Our own Government is a good case in point. Given the surplus of known world reserves and the climate change dangers we now face, we need to ask: Why look for more? And especially: Why pursue an extreme energy policy like offshore drilling in deep and treacherous waters?
The universities, cities and organisations noted above – and many others like them – aren’t waiting around for answers. Their actions are a vote for the future and a small step in helping to erode the social license of fossil fuel companies.
“Divestment serves to delegitimise the business models of companies that are using investor’s money to search for yet more coal, oil and gas that can’t safely be burned,” notes the Guardian.

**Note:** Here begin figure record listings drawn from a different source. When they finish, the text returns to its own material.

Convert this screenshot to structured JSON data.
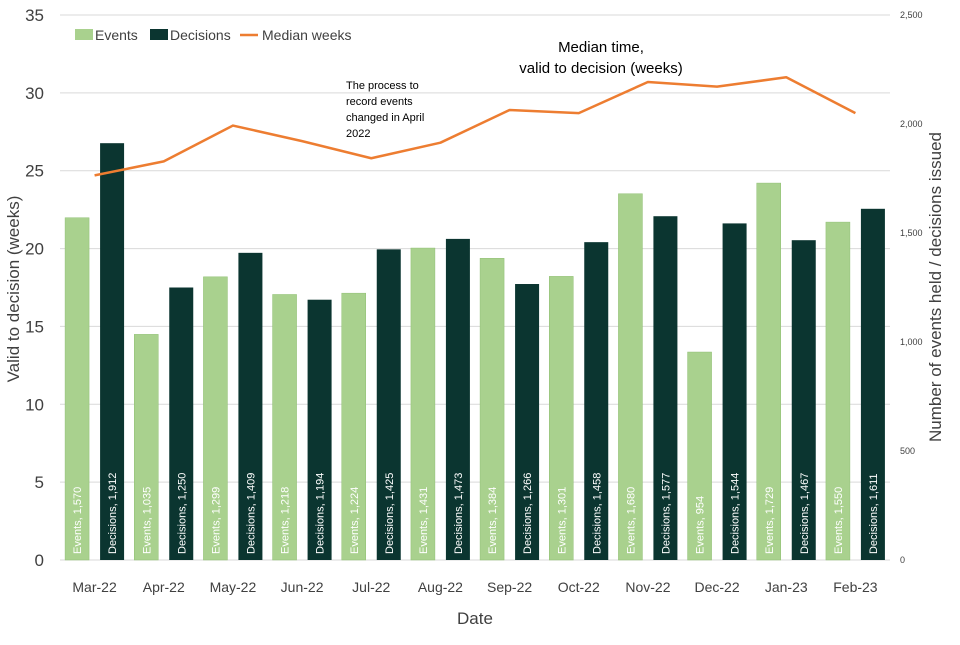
{
  "chart_data": {
    "type": "bar",
    "categories": [
      "Mar-22",
      "Apr-22",
      "May-22",
      "Jun-22",
      "Jul-22",
      "Aug-22",
      "Sep-22",
      "Oct-22",
      "Nov-22",
      "Dec-22",
      "Jan-23",
      "Feb-23"
    ],
    "series": [
      {
        "name": "Events",
        "axis": "right",
        "kind": "bar",
        "color": "#a9d18e",
        "values": [
          1570,
          1035,
          1299,
          1218,
          1224,
          1431,
          1384,
          1301,
          1680,
          954,
          1729,
          1550
        ],
        "labels": [
          "Events, 1,570",
          "Events, 1,035",
          "Events, 1,299",
          "Events, 1,218",
          "Events, 1,224",
          "Events, 1,431",
          "Events, 1,384",
          "Events, 1,301",
          "Events, 1,680",
          "Events, 954",
          "Events, 1,729",
          "Events, 1,550"
        ]
      },
      {
        "name": "Decisions",
        "axis": "right",
        "kind": "bar",
        "color": "#0b3530",
        "values": [
          1912,
          1250,
          1409,
          1194,
          1425,
          1473,
          1266,
          1458,
          1577,
          1544,
          1467,
          1611
        ],
        "labels": [
          "Decisions, 1,912",
          "Decisions, 1,250",
          "Decisions, 1,409",
          "Decisions, 1,194",
          "Decisions, 1,425",
          "Decisions, 1,473",
          "Decisions, 1,266",
          "Decisions, 1,458",
          "Decisions, 1,577",
          "Decisions, 1,544",
          "Decisions, 1,467",
          "Decisions, 1,611"
        ]
      },
      {
        "name": "Median weeks",
        "axis": "left",
        "kind": "line",
        "color": "#ed7d31",
        "values": [
          24.7,
          25.6,
          27.9,
          26.9,
          25.8,
          26.8,
          28.9,
          28.7,
          30.7,
          30.4,
          31.0,
          28.7
        ]
      }
    ],
    "xlabel": "Date",
    "ylabel": "Valid to decision (weeks)",
    "ylabel_right": "Number of events held / decisions issued",
    "ylim": [
      0,
      35
    ],
    "ylim_right": [
      0,
      2500
    ],
    "yticks": [
      "0",
      "5",
      "10",
      "15",
      "20",
      "25",
      "30",
      "35"
    ],
    "yticks_right": [
      "0",
      "500",
      "1,000",
      "1,500",
      "2,000",
      "2,500"
    ],
    "grid": true,
    "legend": "top-left",
    "annotations": [
      {
        "lines": [
          "The process to",
          "record events",
          "changed in April",
          "2022"
        ]
      },
      {
        "lines": [
          "Median time,",
          "valid to decision (weeks)"
        ]
      }
    ]
  }
}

Their financial viability will really be jeopardised when the time comes that governments around the world, collectively, agree to restrict – even prohibit – fossil fuel extraction. And come it must.
The next time governments of the world have a chance to do something meaningful to address climate change is at an international meeting this December in Paris. New Zealand must put forward a target to reduce emissions after 2020 ahead of the Paris negotiations.
To this end, the Government has asked for our opinions. This is a welcome but surprising opportunity. What’s not surprising is how little notice was provided, how short the consultation period is, and how poorly it has been advertised.
But what else to expect from a Government that has watered down and back tracked on the climate change efforts of previous governments, set current reduction targets pitifully below anything scientists say are necessary, allowed emissions to continually rise during its time in office, and has no realistic plan in place to turn things around?
The consultation document provided by the Government – to guide our thinking and help us make a useful submission – is biased and incomplete. It takes a narrow view of “costs”, uses our agricultural emissions as an excuse, and reminds what a small player we are in the big picture. It poses a series of questions surely based on the premise: If we ask the questions we like, we’ll get the answers we want.
This hasn’t gone unnoticed by people in the know. At the consultation meeting in Auckland, Barry Coates, former CEO of Oxfam New Zealand and #16 on the Green Party list, gave an impassioned and eloquent presentation.
“One of the crucial flaws arises from the ridiculous financial modelling exercise in the consultation document,” said Coates. “It contends climate change action will cost the economy and households money and quantifies that as a form of scare tactic.
“But it ignores all of the other costs and benefits. It ignores the costs of climate impacts like droughts and floods, the costs to future generations, the costs to vulnerable communities in the Pacific and elsewhere.
“It ignores the co-benefits from taking action on the environment (better health from walking and cycling, warm dry homes, liveable cities). It ignores business opportunities from the growth in clean technology. And it ignores non-monetary values like biodiversity, humanitarian suffering of those bearing climate impacts, and the disproportionate impact on low income households.”
You can bet the Government will devote more time, energy, money and commitment to consultation on a new flag, even though the Church of England calls climate change the most pressing moral issue of our time.
We can each tell the Government what we think. Deadline for submissions is 5:00 p.m., Wednesday June 3. Make your voice heard.
Gord Stewart is an environmental sustainability consultant. He does project work for government, industry, and non-profit organisations.